The 2005 All-Ireland Under-21 Hurling Championship final was a hurling match that was played at the Gaelic Grounds, Limerick on 18 September 2005 to determine the winners of the 2005 All-Ireland Under-21 Hurling Championship, the 42nd season of the All-Ireland Under-21 Hurling Championship, a tournament organised by the Gaelic Athletic Association for the champion teams of the four provinces of Ireland.

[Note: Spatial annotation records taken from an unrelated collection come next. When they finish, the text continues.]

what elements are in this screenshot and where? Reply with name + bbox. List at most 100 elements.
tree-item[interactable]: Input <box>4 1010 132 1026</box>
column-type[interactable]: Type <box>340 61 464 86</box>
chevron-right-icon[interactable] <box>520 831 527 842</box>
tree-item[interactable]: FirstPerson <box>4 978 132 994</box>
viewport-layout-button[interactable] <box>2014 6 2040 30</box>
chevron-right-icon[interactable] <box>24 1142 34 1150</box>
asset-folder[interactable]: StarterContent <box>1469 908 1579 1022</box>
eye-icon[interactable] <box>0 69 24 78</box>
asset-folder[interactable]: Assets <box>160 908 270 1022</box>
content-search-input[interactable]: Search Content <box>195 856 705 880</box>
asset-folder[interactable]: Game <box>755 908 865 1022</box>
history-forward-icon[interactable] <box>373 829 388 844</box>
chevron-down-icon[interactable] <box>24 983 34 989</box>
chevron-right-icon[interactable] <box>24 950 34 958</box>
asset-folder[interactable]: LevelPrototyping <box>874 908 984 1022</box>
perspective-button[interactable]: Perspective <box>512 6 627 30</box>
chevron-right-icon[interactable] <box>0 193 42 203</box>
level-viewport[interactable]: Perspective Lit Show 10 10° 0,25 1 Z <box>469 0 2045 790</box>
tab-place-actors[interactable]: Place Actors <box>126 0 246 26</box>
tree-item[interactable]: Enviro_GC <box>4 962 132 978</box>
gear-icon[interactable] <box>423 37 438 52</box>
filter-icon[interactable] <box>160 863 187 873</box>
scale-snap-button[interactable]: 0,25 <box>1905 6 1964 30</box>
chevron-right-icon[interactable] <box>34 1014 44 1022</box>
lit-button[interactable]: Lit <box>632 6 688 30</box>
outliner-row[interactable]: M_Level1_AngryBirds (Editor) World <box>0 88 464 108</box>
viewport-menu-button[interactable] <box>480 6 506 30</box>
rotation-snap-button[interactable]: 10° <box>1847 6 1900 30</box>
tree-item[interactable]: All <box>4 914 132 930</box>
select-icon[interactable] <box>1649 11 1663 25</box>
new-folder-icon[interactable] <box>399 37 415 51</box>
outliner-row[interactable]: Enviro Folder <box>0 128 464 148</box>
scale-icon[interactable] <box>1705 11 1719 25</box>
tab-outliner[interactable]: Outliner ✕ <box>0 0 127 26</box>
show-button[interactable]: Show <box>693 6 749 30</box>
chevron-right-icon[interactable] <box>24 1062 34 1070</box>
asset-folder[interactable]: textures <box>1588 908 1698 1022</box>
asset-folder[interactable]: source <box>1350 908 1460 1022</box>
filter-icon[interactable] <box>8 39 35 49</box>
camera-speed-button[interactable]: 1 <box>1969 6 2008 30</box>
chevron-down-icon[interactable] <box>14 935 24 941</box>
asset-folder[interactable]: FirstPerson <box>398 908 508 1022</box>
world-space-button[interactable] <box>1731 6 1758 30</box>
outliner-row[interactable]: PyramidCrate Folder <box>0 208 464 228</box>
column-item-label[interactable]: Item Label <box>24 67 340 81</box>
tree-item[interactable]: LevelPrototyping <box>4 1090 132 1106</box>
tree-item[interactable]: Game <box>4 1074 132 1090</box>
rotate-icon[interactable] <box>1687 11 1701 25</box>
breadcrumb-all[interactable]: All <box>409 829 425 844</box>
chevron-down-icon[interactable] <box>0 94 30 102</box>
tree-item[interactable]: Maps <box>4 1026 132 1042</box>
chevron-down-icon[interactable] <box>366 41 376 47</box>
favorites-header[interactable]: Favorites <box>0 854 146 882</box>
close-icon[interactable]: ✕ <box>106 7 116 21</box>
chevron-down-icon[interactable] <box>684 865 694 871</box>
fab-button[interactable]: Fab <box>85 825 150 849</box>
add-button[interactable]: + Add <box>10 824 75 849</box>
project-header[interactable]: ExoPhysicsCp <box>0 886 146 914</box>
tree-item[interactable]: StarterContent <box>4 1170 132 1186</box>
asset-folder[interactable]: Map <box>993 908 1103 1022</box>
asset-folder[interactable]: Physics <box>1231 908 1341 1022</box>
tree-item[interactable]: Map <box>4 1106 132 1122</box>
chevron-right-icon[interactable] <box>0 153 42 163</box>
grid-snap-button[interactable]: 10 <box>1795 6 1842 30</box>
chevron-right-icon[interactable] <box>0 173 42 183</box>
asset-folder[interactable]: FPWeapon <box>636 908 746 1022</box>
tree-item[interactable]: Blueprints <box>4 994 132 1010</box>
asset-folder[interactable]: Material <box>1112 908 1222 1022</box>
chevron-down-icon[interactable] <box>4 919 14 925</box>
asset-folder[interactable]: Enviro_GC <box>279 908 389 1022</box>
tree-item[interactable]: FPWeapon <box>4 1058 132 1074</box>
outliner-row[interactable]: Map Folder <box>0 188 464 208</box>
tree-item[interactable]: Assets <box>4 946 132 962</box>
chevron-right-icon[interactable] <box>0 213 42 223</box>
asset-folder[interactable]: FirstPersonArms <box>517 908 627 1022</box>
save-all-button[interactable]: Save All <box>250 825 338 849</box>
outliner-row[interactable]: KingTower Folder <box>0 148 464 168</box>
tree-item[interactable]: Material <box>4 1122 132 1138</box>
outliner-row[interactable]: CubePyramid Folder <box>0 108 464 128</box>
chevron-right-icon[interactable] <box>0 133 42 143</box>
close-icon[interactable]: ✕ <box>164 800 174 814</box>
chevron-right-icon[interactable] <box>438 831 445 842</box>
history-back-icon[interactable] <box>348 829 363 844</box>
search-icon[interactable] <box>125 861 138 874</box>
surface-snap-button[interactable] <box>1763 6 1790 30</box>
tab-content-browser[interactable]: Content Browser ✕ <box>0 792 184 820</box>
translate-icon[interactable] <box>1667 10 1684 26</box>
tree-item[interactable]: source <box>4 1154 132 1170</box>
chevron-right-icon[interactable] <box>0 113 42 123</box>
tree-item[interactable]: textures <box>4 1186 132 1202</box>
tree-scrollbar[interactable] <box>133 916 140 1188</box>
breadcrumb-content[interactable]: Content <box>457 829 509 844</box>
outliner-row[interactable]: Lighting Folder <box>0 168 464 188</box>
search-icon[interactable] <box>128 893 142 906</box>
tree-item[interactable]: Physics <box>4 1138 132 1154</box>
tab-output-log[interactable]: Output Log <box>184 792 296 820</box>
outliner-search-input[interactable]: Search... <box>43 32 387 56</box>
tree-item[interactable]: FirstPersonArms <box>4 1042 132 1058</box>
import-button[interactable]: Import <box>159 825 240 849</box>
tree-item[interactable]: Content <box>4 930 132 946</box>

The final was contested by Galway of Connacht and Kilkenny of Leinster, with Galway winning by 1-15 to 1-14.

The All-Ireland final between Galway and Kilkenny was their sixth meeting in a decider, including one replay. Galway were hoping to claim their 8th championship. Kilkenny, the reigning champions of the previous two years, were hoping to claim their 10th title and a hat-trick of titles for the first time in their history.

Galway led 1-7 to 1-6 at the break, with Eoin Larkin scoring all but one of Kilkenny's points. Aonghus Callanan scored Galway's goal in the 13th minute. Kilkenny looked certain winners as they went into the final six minutes armed with a 1-14 to 1-11 lead, however, they failed to score again. Galway cracked home the final four points, including two from 2004 minor-winner Kerril Wade, to clinch a one-point victory.

Galway's All-Ireland victory was their first since 1996. The victory put them in joint third position with Tipperary on the all-time roll of honour.

==Match==

===Details===

18 September 2005
Galway 1-15 - 1-14 Kilkenny
  Galway : K Wade (0-8, five frees, one 65), A Callanan (1-1), K Burke (0-2), D Collins (0-1, free), B Lucas (0-1), N Healy (0-1), C Dervan (0-1).
   Kilkenny: E Larkin (1-9, eight points frees), J Fitzpatrick (0-2), M Fennelly (0-1), W O'Dwyer (0-1), E Reid (0-1).